Recenze Gramophone

This is a delight. Martinu’s chamber choral music is hardly well known even among specialists, so this beautifully performed anthology of music spanning the years 1934-1959 is a genuine revelation. The title ‘Madrigals’ is used as a generic name for the disc: while much of the music here is secular, there are also two devotional cycles, and while most of it is unaccompanied, one cycle includes violin, and another violin and piano.

The disc opens with the composer’s latest cycle, Madrigaly, for soprano solo and mixed choir, of which the most remarkable is certainly the third, the lamenting ‘Na tom svete nic stálého’ (‘Nothing lasts in this world’), but the cycle Petrklíc (‘Primroses’), from five years earlier, is consistently ear-catching in the interplay between female voices, violin and piano. No mere salon music, this is a colourful and absorbing distillation of Moravian folk song.

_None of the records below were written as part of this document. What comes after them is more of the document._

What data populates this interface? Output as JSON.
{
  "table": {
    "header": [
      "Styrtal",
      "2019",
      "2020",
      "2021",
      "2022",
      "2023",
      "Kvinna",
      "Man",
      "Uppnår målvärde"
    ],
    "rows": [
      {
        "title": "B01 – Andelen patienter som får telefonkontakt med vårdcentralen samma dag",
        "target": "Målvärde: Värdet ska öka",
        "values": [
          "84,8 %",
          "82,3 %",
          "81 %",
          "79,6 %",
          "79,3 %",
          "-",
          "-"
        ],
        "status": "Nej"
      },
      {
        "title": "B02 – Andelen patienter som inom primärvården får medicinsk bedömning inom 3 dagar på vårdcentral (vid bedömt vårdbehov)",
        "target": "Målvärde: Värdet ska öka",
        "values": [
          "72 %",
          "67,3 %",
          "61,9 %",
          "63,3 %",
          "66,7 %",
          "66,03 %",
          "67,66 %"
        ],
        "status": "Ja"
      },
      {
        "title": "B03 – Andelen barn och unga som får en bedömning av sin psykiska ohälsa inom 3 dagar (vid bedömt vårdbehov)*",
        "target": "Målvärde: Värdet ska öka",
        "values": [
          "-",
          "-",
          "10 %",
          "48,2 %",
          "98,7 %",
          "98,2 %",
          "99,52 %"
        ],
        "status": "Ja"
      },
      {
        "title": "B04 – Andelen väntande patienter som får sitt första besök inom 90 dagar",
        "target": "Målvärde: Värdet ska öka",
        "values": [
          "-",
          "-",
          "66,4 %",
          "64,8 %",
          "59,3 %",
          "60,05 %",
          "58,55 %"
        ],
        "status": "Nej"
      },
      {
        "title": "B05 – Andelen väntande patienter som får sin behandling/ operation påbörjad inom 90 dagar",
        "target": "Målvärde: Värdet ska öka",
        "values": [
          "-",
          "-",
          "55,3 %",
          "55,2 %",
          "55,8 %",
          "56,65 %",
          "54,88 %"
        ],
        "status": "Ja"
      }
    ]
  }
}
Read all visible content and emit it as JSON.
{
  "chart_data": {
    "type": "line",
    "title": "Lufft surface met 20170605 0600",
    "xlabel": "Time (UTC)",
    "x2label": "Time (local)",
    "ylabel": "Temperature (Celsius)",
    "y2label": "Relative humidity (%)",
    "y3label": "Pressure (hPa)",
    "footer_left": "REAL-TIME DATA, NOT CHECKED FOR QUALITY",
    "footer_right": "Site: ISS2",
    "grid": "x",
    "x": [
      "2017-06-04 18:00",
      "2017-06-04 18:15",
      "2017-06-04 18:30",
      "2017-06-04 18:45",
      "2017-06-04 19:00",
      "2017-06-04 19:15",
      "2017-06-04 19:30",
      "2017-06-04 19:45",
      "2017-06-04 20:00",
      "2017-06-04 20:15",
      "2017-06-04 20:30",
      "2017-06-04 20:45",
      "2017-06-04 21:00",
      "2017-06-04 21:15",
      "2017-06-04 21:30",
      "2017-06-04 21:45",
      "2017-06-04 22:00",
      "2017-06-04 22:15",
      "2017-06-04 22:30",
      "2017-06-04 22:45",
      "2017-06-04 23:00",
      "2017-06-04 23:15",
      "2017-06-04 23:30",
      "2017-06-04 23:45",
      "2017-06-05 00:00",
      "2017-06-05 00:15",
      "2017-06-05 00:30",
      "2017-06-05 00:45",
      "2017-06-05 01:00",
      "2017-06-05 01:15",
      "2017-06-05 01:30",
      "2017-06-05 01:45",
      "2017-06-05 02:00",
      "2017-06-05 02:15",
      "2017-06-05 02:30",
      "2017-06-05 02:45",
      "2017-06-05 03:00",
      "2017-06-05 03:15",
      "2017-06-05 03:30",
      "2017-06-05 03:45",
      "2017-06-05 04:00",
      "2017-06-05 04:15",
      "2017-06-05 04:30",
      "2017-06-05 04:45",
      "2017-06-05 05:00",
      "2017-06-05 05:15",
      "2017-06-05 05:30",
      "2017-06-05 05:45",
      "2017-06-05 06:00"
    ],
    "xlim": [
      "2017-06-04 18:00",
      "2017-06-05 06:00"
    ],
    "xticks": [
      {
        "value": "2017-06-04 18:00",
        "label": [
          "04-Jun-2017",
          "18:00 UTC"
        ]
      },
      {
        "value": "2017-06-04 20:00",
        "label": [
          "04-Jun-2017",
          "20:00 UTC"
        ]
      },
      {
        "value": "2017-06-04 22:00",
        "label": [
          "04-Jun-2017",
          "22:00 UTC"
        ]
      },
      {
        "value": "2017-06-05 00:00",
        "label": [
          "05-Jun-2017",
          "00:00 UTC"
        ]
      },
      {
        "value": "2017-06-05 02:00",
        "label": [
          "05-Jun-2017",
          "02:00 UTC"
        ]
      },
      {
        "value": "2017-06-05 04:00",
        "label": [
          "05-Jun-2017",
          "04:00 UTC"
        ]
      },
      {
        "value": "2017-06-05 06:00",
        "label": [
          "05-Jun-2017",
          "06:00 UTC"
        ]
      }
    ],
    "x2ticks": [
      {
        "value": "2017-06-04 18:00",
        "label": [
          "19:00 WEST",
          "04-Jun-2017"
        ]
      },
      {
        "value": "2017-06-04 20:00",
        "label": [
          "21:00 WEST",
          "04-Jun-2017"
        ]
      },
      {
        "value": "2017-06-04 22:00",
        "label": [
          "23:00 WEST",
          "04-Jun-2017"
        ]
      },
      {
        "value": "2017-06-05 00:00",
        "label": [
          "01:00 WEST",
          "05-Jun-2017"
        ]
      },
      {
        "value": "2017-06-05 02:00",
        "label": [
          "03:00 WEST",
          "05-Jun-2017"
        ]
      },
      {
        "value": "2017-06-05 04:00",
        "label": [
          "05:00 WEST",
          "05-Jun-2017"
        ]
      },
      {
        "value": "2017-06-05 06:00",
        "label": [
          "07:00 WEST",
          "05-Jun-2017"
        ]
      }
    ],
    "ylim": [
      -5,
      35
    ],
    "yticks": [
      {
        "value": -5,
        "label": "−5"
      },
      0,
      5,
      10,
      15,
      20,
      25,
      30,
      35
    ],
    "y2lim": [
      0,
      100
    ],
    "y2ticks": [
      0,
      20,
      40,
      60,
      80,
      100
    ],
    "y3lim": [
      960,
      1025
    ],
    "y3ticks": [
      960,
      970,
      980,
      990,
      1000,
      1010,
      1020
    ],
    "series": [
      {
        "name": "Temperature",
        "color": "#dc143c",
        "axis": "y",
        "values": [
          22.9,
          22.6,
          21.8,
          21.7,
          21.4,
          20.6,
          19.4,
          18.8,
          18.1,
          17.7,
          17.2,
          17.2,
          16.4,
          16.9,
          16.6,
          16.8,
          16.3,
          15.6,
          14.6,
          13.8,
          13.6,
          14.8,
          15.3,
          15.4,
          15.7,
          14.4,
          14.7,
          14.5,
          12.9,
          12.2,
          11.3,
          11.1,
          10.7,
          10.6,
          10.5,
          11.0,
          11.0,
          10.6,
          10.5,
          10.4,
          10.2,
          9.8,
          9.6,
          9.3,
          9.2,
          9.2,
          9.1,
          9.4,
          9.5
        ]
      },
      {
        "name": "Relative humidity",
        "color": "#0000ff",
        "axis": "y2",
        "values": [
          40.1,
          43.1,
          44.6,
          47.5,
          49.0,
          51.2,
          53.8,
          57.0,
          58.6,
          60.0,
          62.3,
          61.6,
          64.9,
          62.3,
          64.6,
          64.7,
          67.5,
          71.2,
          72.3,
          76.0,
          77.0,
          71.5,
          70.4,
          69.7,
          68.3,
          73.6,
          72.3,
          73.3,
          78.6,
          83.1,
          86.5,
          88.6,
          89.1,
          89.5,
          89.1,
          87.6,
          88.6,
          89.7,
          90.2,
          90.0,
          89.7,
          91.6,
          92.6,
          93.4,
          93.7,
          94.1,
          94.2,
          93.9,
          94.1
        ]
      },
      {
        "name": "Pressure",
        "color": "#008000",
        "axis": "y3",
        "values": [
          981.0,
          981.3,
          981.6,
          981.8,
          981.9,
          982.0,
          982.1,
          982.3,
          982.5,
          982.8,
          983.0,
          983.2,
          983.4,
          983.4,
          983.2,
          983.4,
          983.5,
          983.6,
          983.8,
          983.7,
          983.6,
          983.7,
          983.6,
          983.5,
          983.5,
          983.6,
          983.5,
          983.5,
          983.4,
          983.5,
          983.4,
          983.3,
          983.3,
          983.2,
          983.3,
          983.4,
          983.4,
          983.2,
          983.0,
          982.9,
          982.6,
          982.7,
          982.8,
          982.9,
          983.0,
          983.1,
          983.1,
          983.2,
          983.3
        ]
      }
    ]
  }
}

The Czech Madrigals date from 1939 and are thus contemporary with the Field Mass. The composer was not entirely satisfied with them but they were nonetheless given a first performance by the extraordinary Prague Madrigalists under the indefatigable conductor Miroslav Venhoda in 1965; the chamber approach of Martinu Voices is certainly more congenial to them than the vast resources of the Madrigalists but Venhoda’s spirit hovers beneficently over them nonetheless. It must be said that they are somewhat uneven in quality, but there are several that are truly memorable, perhaps especially the third, the moving Daj mi, Boze (‘Let me know, Lord’).

From 1951 come the lovely Three Sacred Songs for female chorus and violin. There are many observations to be made about Moravian tradition here, the composer making himself a link in a chain including Janácek and Iva Bittová, but even if you know nothing of that you will still be astonished by their rapt beauty. The unaccompanied Four Songs about the Virgin Mary date from 16 years earlier and are more conventional in many ways, but are nonetheless powerfully affecting expressions of folk devotion (perhaps ‘The Virgin Mary’s Breakfast’ is the most touching). Finally, the Five Czech Madrigals, from 1948, give us the madrigalian Martinu at the height of his powers, alert to every nuance of the text and producing short settings of tremendous, concentrated power and great beauty – I defy any listener not to be astounded by the brilliant universe contained in a grain of sand that is the first of them, ‘The message delivered by the dove’.

Performances are outstanding throughout. The voices are fresh and responsive, and Lukás Vasilek once again proves that he is a true master of choral conducting. There is also an excellent, detailed booklet note by Vít Zouhar.